An estimated 3 million American citizens living outside the United States are eligible to vote in U.S. elections. They have the potential to influence tight races, shape policy, and bring new perspectives to politics. So, it is striking that in an era where campaigns employ data scientists to slice and dice the electorate in search of the slightest advantage, we know relatively little about Americans abroad. For example, we lack accurate statistical descriptions of their population: who are they? Where do they live? Why are they there? We know that their right to vote is protected by law, but it is unclear how their ability to exercise that right in the American federal system varies by state and county. We also do not have a systematic understanding of their interest in voting or their voting behavior: what are their priorities?
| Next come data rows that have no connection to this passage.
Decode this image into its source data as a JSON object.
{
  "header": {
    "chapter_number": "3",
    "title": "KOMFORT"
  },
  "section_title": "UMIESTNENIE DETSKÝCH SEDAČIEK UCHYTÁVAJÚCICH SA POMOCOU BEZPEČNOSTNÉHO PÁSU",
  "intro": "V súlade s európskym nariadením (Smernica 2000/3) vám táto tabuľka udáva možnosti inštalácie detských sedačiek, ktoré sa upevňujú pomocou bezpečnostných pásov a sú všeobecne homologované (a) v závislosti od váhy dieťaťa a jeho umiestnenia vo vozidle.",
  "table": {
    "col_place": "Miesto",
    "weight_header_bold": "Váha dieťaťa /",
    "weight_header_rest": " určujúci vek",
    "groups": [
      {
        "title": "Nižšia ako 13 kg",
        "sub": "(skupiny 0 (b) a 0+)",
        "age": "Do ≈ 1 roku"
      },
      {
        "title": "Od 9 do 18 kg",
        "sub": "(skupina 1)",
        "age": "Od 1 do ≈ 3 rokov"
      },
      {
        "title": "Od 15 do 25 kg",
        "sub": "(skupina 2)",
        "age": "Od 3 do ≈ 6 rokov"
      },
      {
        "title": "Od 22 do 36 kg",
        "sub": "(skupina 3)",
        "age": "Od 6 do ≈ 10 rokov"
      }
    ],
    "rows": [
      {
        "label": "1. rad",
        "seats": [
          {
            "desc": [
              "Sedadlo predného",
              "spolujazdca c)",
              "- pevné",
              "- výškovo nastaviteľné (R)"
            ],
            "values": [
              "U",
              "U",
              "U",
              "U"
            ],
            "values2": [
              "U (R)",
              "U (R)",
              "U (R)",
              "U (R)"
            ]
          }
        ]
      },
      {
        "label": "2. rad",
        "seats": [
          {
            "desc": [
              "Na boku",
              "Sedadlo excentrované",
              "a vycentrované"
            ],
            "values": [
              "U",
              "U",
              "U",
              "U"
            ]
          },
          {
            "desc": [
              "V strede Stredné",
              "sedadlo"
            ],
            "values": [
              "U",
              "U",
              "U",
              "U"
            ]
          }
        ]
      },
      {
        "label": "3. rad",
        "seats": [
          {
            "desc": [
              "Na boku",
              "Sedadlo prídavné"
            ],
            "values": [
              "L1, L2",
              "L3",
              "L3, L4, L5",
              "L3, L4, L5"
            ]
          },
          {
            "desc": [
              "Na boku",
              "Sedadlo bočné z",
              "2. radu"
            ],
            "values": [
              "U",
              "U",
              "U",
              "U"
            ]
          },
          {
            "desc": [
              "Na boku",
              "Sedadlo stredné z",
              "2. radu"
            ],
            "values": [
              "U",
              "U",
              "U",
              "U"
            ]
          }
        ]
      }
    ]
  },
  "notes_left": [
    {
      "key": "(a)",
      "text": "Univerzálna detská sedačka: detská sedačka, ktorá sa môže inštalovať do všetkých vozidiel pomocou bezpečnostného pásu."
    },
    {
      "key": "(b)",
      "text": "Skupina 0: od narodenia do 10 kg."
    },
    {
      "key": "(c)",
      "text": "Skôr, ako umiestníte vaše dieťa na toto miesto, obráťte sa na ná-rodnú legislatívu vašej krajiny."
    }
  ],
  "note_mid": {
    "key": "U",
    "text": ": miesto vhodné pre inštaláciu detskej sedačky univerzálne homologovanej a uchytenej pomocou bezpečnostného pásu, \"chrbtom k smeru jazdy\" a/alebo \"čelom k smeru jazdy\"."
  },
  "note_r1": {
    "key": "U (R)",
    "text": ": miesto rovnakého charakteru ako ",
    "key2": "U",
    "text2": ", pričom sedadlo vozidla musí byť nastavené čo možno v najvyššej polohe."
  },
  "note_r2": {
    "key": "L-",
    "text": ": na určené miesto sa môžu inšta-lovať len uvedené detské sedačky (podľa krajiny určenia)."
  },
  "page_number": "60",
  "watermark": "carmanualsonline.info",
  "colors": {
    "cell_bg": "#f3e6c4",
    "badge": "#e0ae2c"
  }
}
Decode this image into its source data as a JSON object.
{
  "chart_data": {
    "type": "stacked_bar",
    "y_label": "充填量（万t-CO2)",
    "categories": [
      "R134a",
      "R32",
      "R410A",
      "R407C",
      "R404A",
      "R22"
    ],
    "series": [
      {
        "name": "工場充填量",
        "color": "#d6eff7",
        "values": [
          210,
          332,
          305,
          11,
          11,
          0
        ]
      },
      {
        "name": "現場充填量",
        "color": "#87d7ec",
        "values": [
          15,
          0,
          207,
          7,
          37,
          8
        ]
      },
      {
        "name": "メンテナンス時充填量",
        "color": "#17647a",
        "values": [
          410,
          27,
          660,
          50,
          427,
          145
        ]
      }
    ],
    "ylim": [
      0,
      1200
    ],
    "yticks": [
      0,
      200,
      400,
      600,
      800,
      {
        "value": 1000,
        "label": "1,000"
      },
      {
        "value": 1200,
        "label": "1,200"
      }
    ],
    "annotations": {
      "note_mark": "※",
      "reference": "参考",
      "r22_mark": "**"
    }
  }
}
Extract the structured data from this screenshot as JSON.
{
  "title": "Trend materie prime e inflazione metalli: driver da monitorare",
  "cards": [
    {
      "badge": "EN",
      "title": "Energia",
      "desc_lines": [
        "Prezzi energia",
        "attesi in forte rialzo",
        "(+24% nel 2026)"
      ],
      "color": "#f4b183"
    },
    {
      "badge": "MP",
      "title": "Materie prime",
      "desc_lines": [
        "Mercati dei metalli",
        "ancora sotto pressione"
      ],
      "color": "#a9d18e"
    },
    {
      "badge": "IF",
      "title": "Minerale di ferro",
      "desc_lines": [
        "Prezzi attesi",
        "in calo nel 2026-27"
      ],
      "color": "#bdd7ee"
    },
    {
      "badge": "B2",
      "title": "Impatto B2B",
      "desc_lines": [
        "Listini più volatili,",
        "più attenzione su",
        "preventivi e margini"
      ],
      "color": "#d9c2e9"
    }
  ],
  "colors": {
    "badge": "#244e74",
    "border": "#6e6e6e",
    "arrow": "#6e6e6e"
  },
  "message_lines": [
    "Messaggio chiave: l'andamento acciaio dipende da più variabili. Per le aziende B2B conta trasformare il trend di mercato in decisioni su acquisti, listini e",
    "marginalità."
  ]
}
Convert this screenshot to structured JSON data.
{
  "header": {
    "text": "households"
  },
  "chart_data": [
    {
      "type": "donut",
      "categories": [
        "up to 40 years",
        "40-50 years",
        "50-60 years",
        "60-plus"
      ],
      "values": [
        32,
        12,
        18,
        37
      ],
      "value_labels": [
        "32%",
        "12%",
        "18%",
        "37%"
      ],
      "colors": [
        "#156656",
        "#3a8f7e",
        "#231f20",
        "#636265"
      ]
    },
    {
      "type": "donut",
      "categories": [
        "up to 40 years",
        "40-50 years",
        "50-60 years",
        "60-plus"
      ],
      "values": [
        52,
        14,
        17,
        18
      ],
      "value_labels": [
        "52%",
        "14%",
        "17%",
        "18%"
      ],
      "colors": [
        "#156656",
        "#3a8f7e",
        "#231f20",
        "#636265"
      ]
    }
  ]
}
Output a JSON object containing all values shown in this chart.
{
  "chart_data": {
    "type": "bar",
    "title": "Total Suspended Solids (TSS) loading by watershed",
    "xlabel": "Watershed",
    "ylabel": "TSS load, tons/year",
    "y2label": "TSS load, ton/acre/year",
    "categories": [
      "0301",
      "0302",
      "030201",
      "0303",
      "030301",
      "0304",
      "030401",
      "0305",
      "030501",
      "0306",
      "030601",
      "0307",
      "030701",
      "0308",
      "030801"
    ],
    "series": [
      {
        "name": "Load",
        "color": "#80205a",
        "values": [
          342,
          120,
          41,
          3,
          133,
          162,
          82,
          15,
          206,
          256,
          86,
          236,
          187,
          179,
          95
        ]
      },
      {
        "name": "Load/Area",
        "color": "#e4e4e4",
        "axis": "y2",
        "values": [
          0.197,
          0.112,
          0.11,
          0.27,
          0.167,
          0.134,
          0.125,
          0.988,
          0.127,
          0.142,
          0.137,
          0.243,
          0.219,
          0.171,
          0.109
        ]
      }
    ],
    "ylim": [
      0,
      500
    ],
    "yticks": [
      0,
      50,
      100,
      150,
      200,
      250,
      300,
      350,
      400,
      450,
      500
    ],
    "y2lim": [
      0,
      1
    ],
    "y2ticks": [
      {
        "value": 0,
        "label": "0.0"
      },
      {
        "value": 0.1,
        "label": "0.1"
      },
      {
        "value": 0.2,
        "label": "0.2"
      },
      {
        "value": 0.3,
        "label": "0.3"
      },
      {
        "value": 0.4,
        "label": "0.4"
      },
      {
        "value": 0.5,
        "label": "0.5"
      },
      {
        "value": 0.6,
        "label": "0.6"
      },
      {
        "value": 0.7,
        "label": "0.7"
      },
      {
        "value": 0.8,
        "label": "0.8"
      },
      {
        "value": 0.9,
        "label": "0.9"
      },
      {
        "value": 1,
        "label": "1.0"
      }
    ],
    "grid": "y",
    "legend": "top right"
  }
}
When do they engage with, or withdraw from, American politics?
This conference seeks to stimulate interdisciplinary and cross-national discussion of the voting rights and political behavior of Americans abroad. It will gather social scientists and historians to deepen our understanding of who American citizens abroad are, how and when they participate in American elections and politics, and the nature and extent of their political power.
We are especially interested in papers that address some dimension of the voting rights and/or behavior of American citizens abroad. To take just a few examples, this could include studies of the impact that citizens abroad had on specific elections, how American political parties organize citizens abroad, the electoral priorities of citizens abroad, or the impact of the federal system on their voting rights. We are also interested in papers that explore why we should study American citizens abroad in the first place and/or synthesize current knowledge about them, as well as papers that explore how to locate and study this far-flung, heterogenous population. Such papers may be conceptual (e.g. should dual citizens count?) or methodological (e.g. can tools like network analysis help?). Suitable papers might also consider how American citizens abroad have influenced policy, foreign or domestic. Given the long history and past political significance of Americans abroad, papers that take historical approaches to these questions are welcome.
The "Americans Abroad: Voting Rights and Political Behavior" conference is sponsored by the Kinder Institute on Constitutional Democracy at the University of Missouri and will be held at the Rothermere American Institute in Oxford (England) on June 30-July 1 2023. Presenters will be eligible to have their travel and lodging expenses paid by the Kinder Institute.